File-Based Ingestion

Format Characteristics

  • CSV. Universal compatibility but no schema, no types, and quoting/escaping inconsistencies. Use only when no alternative exists.
  • JSON. Flexible schema, human-readable, but verbose and slow to parse at scale. Suitable for API responses and configuration.
  • Parquet. Columnar, compressed, self-describing with schema. The standard for analytical data at rest. Excellent query performance.
  • Avro. Row-based, compact, schema-embedded with strong evolution support. The standard for streaming data and Kafka messages.

Ingestion Patterns

  • Landing zone. Write incoming files to a raw landing zone before processing. Never process directly from external locations.
  • File validation. Check file completeness (record counts, checksums), format conformity, and schema match before processing.
  • Deduplication. Track processed files by name, hash, or manifest to prevent reprocessing.
  • Small file consolidation. Merge small incoming files into larger files (target 128 MB to 1 GB) before loading into analytical systems.

Webhook Processing

  • Asynchronous ingestion. Accept webhook payloads immediately (return 200), queue for processing, and handle asynchronously.
  • Idempotency keys. Use webhook-provided event IDs to deduplicate redelivered events.
  • Schema validation. Validate incoming payloads against known schemas before processing.
  • Retry endpoint. Provide a mechanism for webhook sources to redeliver failed events.
  • Backpressure handling. If processing cannot keep up with webhook volume, queue events durably (SQS, Kafka) rather than rejecting them.

Schema Registry

Confluent Schema Registry

  • Kafka-native. Deeply integrated with Kafka producers and consumers for automatic schema validation.
  • Compatibility modes. Backward, forward, full, and transitive compatibility checks prevent breaking schema changes.
  • Subject naming. TopicNameStrategy (one schema per topic), RecordNameStrategy (one schema per record type), or TopicRecordNameStrategy (combination).
  • Serialization formats. Supports Avro, Protobuf, and JSON Schema.

AWS Glue Schema Registry

  • AWS-native integration. Works with Kinesis, MSK, Lambda, and other AWS services.
  • Compatibility enforcement. Similar compatibility modes to Confluent for schema evolution control.
  • Best for: AWS-centric environments using Kinesis or MSK for streaming.

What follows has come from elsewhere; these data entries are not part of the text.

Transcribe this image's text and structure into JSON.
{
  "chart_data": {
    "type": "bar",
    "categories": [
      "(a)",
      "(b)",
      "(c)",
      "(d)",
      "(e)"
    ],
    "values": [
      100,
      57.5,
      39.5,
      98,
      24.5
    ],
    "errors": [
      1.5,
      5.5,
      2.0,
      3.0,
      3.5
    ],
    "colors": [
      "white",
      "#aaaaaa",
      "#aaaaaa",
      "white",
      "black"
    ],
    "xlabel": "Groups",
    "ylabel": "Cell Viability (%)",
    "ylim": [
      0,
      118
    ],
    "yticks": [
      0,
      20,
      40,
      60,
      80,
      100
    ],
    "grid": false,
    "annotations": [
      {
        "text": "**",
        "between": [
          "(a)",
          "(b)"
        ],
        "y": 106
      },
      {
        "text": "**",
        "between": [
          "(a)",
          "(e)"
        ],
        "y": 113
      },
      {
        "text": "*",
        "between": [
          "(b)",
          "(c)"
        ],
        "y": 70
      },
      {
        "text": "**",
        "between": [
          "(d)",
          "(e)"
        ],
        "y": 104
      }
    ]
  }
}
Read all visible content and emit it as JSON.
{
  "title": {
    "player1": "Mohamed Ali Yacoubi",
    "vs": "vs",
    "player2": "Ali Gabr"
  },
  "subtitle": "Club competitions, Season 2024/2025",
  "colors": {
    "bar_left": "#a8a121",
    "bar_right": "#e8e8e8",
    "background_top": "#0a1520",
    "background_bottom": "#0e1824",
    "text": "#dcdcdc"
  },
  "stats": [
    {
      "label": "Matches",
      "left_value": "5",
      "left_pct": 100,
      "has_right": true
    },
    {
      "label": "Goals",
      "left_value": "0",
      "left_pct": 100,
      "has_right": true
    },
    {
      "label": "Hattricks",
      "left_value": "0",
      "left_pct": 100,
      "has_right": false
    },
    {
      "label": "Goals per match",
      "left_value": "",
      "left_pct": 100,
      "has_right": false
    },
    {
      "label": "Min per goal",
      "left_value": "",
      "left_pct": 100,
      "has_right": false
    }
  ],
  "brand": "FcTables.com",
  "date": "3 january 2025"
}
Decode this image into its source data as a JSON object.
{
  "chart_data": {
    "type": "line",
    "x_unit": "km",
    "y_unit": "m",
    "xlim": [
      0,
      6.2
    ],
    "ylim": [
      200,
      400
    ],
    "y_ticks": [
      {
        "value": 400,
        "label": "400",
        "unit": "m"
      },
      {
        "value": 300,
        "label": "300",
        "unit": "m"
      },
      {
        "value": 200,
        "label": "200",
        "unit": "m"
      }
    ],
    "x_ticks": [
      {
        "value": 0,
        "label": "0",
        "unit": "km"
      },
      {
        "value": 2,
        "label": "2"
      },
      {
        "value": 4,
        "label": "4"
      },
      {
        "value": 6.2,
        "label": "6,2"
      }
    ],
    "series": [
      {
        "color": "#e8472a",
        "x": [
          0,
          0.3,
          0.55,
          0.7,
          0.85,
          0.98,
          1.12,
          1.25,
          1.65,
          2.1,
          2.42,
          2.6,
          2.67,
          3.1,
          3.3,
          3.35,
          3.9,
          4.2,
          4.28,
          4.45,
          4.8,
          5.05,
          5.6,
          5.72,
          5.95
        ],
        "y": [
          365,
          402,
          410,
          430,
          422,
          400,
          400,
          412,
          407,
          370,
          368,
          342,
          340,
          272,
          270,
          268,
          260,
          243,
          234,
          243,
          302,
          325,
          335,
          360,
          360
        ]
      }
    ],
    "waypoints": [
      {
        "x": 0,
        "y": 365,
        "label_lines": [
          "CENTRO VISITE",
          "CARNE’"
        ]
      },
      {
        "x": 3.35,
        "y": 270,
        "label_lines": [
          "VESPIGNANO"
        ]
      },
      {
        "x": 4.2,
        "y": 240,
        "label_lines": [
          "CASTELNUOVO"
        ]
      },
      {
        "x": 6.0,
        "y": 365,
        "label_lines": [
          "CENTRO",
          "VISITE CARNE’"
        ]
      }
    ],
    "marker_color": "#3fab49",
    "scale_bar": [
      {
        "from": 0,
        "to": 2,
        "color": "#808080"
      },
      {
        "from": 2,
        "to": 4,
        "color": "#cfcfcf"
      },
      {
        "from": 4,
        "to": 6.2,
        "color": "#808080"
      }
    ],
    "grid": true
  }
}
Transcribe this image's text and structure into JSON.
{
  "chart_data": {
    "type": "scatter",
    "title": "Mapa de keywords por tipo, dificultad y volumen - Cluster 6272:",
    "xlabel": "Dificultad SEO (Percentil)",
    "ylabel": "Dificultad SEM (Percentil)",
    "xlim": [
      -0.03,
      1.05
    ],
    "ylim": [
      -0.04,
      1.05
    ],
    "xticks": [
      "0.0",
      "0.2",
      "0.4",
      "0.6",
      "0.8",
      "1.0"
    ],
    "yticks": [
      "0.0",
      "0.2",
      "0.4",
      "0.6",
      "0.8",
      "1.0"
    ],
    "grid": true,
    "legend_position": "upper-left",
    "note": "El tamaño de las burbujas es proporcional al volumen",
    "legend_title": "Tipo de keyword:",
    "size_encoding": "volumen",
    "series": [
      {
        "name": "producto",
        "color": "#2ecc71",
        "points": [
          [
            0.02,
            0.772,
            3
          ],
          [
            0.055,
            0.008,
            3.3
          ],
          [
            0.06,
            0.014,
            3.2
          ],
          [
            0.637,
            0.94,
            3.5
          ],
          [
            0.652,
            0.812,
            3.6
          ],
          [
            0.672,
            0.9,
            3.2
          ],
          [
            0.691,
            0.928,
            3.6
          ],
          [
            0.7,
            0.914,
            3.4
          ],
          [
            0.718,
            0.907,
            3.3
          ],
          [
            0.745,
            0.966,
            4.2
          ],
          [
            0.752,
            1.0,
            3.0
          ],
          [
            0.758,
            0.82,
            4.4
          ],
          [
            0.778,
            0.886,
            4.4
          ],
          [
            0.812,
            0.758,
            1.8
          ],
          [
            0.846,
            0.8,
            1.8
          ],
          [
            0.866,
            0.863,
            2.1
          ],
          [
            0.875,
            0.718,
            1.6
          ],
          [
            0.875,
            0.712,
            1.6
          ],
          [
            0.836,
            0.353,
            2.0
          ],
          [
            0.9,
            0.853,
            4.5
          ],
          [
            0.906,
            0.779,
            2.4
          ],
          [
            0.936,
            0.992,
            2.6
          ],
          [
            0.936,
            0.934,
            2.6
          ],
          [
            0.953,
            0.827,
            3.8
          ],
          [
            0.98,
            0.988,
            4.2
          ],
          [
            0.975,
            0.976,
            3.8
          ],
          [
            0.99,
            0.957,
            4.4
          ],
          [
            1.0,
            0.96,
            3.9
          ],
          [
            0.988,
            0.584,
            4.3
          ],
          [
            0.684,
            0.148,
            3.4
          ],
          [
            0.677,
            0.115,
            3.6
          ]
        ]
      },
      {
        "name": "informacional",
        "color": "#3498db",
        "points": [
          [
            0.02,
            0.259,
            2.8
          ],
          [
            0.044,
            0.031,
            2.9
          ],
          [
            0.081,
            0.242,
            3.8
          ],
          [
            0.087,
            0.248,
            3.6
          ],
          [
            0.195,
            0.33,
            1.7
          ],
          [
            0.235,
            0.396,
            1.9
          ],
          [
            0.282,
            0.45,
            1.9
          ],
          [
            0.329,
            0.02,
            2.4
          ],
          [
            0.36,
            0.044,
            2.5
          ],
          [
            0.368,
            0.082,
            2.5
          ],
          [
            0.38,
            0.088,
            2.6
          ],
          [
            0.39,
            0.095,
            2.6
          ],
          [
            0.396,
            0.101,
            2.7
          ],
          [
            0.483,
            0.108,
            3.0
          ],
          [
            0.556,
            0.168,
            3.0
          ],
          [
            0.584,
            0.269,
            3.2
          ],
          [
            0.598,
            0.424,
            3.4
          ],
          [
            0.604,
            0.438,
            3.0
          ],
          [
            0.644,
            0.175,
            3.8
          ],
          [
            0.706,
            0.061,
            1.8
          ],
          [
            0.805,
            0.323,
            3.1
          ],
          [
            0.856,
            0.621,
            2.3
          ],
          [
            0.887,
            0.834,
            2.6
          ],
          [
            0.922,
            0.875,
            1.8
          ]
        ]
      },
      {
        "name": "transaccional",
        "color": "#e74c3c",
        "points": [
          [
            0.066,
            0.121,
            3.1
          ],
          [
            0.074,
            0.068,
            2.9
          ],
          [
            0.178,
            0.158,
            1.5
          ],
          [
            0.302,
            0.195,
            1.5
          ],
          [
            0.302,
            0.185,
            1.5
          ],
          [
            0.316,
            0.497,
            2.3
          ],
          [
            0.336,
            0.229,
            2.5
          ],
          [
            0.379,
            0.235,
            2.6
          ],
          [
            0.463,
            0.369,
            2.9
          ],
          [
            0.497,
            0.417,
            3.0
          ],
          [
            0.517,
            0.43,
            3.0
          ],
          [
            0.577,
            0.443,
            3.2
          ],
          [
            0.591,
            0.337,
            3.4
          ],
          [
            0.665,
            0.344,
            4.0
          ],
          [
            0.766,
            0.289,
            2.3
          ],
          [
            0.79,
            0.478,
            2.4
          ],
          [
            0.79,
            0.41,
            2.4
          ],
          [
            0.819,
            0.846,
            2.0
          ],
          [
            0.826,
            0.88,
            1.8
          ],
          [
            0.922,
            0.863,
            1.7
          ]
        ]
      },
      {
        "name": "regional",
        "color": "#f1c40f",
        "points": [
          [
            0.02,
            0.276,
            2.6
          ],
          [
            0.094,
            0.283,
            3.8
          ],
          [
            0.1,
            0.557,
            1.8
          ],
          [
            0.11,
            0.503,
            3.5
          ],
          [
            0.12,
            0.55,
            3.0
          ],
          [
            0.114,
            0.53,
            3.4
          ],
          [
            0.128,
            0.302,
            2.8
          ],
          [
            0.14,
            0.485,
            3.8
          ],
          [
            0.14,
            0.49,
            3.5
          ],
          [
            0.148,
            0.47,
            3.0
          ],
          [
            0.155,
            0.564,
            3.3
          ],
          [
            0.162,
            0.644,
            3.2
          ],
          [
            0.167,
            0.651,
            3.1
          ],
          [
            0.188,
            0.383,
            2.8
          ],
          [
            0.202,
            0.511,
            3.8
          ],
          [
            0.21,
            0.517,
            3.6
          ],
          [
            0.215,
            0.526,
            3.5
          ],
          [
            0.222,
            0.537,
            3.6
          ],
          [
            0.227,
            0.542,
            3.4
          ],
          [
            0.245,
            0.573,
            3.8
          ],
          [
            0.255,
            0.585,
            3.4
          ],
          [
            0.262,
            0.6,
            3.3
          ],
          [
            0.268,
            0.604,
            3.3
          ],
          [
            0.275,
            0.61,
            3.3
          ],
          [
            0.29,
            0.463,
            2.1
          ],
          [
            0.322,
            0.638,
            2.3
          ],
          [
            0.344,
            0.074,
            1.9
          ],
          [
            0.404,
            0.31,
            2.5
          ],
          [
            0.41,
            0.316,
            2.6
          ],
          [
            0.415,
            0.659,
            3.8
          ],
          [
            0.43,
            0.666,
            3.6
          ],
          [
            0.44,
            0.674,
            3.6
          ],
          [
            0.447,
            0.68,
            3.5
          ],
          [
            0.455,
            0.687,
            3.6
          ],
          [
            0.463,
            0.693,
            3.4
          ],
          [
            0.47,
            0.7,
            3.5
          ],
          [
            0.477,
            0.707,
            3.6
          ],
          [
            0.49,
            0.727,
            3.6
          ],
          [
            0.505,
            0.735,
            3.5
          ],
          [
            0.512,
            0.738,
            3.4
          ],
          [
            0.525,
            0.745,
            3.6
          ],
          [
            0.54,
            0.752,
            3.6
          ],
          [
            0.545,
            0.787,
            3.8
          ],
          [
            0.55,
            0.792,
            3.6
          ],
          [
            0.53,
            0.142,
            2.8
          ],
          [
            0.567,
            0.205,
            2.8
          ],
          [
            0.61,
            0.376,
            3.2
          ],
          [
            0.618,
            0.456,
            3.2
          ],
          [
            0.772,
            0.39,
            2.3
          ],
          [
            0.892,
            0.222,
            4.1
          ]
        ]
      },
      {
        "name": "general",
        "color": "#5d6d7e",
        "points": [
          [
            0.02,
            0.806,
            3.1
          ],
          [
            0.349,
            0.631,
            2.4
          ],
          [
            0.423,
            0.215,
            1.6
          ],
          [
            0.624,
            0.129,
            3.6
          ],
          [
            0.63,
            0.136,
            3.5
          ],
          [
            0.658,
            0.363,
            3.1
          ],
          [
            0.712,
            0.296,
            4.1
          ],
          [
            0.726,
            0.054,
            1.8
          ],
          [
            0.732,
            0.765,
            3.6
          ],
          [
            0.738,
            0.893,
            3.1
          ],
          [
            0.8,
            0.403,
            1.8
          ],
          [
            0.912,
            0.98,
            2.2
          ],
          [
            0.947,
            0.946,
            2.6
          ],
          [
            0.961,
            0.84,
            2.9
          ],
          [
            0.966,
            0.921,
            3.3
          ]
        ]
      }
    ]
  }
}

Schema Management Practices

  • Register schemas before producing data. Producers should register schemas and validate before sending messages.
  • Evolve schemas with backward compatibility. New consumers can read old data. Add optional fields; do not remove or rename required fields.
  • Version tracking. Track schema versions and maintain mappings between schema versions and the data they describe.

Anti-Patterns -- What NOT To Do

  • Do not use query-based CDC when log-based is available. Query-based CDC (polling for changes) misses deletes, creates source load, and has higher latency. Use log-based CDC with Debezium.
  • Do not ignore API rate limits. Aggressive API extraction that hits rate limits causes failed ingestion and may result in API access revocation.
  • Do not process files without validation. Corrupted, incomplete, or malformed files cause pipeline failures or silent data quality issues. Validate before processing.
  • Do not skip schema evolution planning. Source schemas change. Without a schema registry or evolution strategy, schema changes cause pipeline breakages and data loss.
  • Do not store extracted data only in processed form. Always preserve raw extracted data before transformation. Raw data enables reprocessing when transformation logic changes.
  • Do not build custom connectors when managed options exist. Custom connectors require ongoing maintenance as APIs change. Use Fivetran, Airbyte, or similar tools for standard sources.
  • Do not treat all sources the same. Databases, APIs, files, and webhooks have fundamentally different reliability, latency, and volume characteristics. Design integration patterns specific to each source type.